Yes! And fermented green tomatoes sound delicious!
If I’m lacto fermenting something else, say carrots and garlic, can I just add boiled eggs in with it?
Yes, but with some qualifications. If you add eggs to a vegetable ferment, follow the rules for fermenting eggs, not the rules for fermenting vegetables. EG. It’s fine to ferment vegetables for several weeks… but don’t do it if you add eggs. Eggs need a starter. Even though carrots will bring some natural bacteria to the ferment, it usually takes 2-3 days for them to get going. So if you add eggs to the jar, you’ll want to add something to use as a starter.
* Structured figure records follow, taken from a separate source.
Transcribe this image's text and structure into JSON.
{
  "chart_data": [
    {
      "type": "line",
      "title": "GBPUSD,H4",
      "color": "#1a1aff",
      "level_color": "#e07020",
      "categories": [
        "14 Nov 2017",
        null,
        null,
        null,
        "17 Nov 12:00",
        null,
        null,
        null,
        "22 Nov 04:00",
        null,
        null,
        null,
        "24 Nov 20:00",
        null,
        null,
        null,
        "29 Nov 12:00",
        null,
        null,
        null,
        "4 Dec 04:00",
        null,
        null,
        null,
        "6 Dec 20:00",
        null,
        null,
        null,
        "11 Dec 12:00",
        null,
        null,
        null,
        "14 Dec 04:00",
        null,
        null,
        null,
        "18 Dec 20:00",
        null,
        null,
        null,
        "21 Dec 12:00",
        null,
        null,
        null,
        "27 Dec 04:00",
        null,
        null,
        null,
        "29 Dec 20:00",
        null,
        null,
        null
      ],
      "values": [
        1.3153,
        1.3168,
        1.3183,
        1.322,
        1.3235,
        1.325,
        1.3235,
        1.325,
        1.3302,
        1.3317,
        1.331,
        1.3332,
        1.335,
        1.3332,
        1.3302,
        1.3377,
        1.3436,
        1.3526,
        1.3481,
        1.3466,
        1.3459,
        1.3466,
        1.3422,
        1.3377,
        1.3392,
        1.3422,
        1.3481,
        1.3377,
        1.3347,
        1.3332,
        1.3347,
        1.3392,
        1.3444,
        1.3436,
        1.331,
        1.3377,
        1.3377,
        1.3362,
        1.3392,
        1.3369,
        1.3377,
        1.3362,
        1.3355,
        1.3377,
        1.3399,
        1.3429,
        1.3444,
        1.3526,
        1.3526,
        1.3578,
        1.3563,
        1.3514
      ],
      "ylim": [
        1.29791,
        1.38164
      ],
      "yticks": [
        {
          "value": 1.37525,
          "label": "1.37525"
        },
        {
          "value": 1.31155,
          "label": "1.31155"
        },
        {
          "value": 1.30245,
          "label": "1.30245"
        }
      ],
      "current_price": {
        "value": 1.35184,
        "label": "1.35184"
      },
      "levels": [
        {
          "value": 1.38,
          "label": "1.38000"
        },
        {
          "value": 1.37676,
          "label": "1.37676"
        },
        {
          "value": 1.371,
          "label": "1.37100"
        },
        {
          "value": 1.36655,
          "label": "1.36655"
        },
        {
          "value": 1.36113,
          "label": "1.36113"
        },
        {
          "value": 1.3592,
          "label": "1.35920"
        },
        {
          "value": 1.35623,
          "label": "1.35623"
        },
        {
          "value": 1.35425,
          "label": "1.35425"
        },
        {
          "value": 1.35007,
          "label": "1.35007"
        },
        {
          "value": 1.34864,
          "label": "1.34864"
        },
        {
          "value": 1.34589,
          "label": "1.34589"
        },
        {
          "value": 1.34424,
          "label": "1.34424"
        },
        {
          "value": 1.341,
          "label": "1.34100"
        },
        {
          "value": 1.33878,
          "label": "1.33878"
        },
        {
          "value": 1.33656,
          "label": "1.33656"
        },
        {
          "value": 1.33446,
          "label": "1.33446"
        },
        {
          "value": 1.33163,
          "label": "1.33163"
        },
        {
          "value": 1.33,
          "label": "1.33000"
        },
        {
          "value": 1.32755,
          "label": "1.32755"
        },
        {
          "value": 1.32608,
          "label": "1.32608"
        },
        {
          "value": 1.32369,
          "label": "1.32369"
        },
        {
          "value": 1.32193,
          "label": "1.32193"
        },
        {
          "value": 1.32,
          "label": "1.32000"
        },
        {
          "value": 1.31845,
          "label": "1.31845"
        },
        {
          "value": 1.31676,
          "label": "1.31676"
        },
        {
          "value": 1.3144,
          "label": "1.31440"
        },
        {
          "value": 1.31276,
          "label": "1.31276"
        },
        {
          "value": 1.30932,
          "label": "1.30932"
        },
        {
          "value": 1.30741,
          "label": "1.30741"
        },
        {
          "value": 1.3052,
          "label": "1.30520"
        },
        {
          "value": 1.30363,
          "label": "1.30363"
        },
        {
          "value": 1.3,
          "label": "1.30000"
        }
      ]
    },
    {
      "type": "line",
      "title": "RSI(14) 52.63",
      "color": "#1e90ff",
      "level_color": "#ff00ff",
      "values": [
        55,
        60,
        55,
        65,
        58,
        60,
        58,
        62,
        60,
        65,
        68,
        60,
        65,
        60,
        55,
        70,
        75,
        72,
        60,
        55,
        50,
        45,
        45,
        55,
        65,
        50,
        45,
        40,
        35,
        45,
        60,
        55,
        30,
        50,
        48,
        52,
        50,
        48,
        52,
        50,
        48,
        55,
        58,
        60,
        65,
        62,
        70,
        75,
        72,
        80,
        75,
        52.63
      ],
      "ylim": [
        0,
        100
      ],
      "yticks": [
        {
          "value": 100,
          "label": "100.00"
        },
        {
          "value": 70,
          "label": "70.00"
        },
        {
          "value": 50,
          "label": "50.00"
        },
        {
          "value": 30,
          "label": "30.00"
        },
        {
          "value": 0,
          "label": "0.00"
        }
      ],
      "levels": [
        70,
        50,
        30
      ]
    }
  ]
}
I’ve never done a carrot and egg combo… if you do it, let me know how it tastes! Cheers, Emillie
Can soft boiled eggs be fermented as well? Do the yolks change during fermentation or only the outside?
The eggs firm up with fermentation and they end up nicely salted. I haven’t tried soft-boiled because you need to be able to peel them. You could try an 8-minute egg? I’m not sure what would happen, but I’m curious to find out! So let me know if you try it.
Can I slice the boiled eggs first, then ferment them? I’m assuming this would speed up the process some and allow the brine to penetrate the slices better, but perhaps sliced yolks could create a problem? Thanks for any advice!
The yolks will dissolve in the brine, so I don’t recommend slicing. However, I think you’ll find that eggs ferment rather well and will have the right amount of saltiness without slicing. Enjoy!